Today, I finished my work day with a gathering of my dear second grade educators talking about their students progress, the finer points of spelling, phonics, and handwriting. Glad to be together talking about this year with our eyes on next. Consider how to best bring out all the potential of our young readers and writers. Laughter is sprinkled through our talk as if we do this every day and not in rare moments since our situation has pushed us into our silos. I go out to the car filled with joy… and a large measure of hope.

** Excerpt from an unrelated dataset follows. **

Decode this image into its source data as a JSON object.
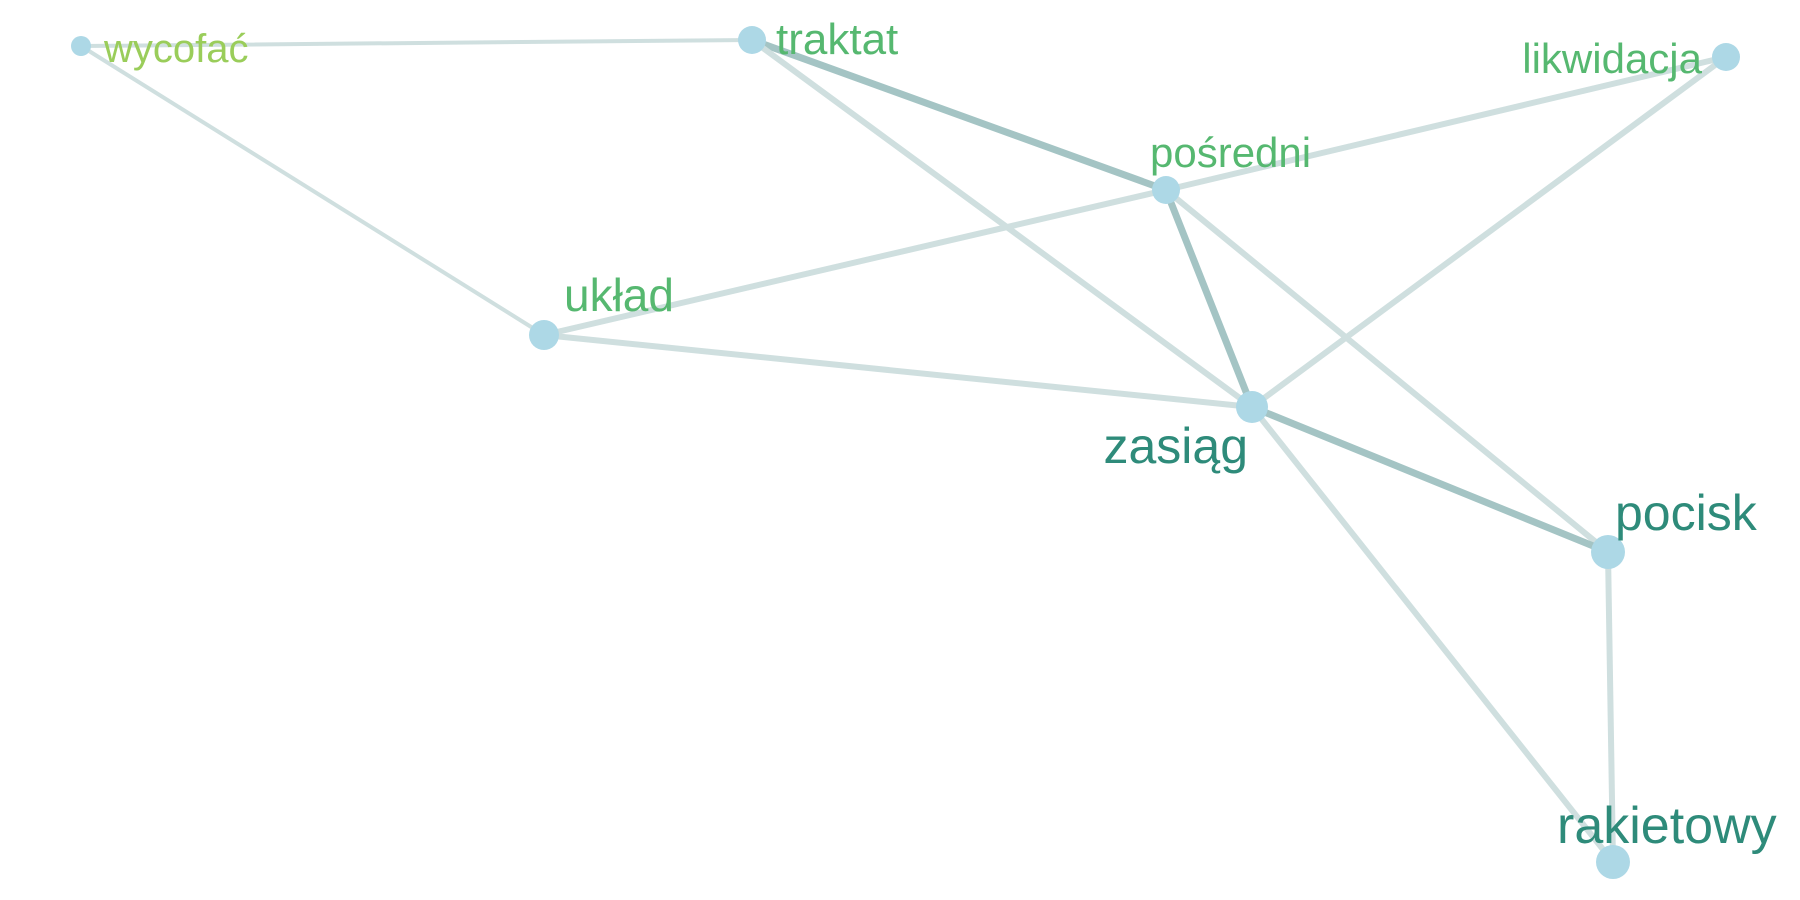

Then after dinner, a gift, an hour listening to Kate DiCamillo discuss her craft, her process, her joy, her hopes. She talked about being patient with yourself and how writers are readers. To think that a writer like her fights her inner critic and gets up early in the morning to write before her critic gets up around 9 is so inspiring. She gently tells a fourth grader that she follows her characters around and sees who shows up. She says in an incredibly humbling way that she doesn’t know anything about character development. This women invented Raymie and Rob, Sistine, and Opal! In her soft voice, she says we have to make a deal with ourselves to show and do the work on a daily basis as writers. Write a couple of pages at a sit and come back to it. Wouldn’t we give anything to peek into that notebook she hugs close as she talked about how the sparks turn into embers turn into stories, about writing about who you see and … what you see.
So today… I saw a lot. My whole insides were filled to the brim, pouring over with hopefully plenty to share tomorrow.